Permission denied on output directories¶

If you see PermissionError: [Errno 13] Permission denied when writing to output directories:

sudo chown -R $(whoami):$(whoami) ./outputs/

HF_HOME error¶

If you see Please add a new variable: HF_HOME=/mounted/path/to/your/hf_home, ensure your local.yaml contains:

env_vars:
    - HF_HOME=/workspace

Then re-run the failing ns command.

Docker container build failures¶

If Docker containers fail to build or pull, try a clean reinstall of Nemo-Skills:

pip uninstall nemo_skills -y
pip cache purge
cd /path/to/Skills
pip install .
ns setup

What's next?¶

With Nemo-Skills, you can easily extend this pipeline in several directions:

Scale the dataset — Generate more synthetic incidents or add new fault categories to broaden coverage.
Add more tools — Extend the tool set beyond the 17 NOC tools to cover additional operational workflows.
Multi-turn reasoning — Experiment with longer reasoning chains by increasing tokens_to_generate and max_total_sequence_length.
Deploy with vLLM — Serve the fine-tuned model using the start-server pipeline for production inference.

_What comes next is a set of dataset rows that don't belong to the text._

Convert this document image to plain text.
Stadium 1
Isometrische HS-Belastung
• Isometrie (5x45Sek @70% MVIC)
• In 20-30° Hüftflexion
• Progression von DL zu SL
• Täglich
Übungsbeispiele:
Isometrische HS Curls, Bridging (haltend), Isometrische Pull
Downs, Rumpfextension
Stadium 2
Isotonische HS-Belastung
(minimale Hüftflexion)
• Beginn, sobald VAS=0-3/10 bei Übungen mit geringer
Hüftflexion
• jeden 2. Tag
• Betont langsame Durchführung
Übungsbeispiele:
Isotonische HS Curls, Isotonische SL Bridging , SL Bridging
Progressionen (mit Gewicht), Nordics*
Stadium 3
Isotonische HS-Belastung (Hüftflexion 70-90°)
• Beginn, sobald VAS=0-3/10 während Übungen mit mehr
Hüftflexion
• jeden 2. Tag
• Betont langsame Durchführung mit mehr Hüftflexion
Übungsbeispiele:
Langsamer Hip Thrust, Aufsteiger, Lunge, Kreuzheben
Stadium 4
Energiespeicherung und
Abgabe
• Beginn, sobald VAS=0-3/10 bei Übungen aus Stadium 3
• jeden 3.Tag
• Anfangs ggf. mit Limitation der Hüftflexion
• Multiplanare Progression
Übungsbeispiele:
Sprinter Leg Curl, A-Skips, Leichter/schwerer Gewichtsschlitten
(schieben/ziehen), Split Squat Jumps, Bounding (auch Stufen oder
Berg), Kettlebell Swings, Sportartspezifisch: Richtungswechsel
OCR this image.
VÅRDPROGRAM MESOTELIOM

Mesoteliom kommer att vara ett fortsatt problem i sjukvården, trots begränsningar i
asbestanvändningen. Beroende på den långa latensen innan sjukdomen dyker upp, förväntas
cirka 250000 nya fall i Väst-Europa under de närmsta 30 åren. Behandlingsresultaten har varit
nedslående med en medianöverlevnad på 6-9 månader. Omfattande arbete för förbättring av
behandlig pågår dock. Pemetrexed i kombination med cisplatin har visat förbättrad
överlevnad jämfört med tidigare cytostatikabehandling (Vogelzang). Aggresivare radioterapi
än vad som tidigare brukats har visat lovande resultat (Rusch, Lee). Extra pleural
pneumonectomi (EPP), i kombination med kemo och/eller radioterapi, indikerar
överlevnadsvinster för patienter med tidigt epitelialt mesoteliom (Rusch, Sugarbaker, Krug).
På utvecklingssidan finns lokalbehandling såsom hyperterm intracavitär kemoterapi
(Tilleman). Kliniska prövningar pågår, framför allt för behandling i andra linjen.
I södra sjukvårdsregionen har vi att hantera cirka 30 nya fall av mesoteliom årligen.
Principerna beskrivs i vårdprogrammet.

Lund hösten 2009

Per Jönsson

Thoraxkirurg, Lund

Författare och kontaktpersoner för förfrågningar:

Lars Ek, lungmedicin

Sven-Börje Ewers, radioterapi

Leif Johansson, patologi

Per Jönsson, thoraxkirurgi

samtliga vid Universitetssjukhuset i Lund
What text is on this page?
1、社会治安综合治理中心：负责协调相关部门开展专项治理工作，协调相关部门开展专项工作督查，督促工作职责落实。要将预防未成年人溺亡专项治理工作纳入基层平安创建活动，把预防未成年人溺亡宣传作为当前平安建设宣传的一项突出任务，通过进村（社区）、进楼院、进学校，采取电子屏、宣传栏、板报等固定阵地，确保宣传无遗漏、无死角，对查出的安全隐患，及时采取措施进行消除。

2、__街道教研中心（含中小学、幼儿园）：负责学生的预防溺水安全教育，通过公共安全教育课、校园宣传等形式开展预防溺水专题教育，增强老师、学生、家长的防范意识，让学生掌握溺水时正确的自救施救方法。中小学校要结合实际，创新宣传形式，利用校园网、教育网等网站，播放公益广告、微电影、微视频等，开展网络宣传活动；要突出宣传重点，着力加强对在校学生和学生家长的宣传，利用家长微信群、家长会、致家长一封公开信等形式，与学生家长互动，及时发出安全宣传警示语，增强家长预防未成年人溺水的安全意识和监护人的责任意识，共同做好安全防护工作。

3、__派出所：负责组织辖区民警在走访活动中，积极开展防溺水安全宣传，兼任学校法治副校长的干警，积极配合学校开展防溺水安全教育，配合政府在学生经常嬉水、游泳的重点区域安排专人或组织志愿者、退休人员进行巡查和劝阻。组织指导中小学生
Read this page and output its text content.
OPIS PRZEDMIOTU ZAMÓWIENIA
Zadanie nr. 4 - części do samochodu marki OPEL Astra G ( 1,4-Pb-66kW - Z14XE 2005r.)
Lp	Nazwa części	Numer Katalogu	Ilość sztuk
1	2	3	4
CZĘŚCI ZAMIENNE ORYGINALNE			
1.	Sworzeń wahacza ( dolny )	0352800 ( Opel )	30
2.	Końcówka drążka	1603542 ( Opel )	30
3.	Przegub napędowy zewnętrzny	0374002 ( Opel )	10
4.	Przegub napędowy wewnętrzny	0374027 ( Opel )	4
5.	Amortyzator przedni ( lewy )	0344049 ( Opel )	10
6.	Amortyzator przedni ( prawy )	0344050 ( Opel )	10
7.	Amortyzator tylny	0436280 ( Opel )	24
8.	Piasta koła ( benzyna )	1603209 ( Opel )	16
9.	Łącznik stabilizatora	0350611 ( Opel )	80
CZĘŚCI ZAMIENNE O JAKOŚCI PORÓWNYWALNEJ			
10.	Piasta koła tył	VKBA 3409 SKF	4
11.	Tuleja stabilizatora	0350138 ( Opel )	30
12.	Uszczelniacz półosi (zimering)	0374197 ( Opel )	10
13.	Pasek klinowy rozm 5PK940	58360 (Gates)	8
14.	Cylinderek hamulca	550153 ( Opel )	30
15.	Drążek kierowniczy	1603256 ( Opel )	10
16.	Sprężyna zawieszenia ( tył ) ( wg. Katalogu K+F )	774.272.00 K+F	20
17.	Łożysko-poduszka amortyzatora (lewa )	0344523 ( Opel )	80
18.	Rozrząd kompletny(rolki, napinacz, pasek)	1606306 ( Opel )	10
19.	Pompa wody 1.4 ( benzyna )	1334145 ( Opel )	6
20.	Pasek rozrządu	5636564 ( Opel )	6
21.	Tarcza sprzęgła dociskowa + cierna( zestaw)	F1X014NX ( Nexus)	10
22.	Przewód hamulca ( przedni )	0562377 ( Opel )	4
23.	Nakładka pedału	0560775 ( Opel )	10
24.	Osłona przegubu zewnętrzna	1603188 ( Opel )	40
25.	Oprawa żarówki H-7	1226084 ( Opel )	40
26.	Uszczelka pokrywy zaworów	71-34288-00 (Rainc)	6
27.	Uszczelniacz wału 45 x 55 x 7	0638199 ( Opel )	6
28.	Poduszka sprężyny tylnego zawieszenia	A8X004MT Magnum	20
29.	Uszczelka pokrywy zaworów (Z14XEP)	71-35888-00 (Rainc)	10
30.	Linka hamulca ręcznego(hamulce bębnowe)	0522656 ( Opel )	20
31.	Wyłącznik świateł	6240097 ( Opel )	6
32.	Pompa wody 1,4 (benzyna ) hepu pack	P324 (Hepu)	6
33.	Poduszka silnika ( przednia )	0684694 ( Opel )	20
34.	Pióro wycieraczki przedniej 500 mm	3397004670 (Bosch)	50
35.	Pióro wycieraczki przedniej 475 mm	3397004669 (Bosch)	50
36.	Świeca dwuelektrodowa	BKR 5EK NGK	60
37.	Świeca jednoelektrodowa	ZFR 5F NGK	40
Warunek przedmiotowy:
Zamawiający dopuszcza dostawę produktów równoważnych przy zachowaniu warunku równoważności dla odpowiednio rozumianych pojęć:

All the commands used in this tutorial can be combined into a single Python script using the Nemo-Skills Python API, enabling end-to-end reproducibility. With just one line change (--cluster=slurm), you can transition from local prototyping to large-scale experiments on a Slurm cluster.

This pipeline demonstrates that the same synthetic-data-generation and fine-tuning approach that works for math reasoning can be applied to real-world industrial domains like telecom network operations — teaching models not just to think, but to act.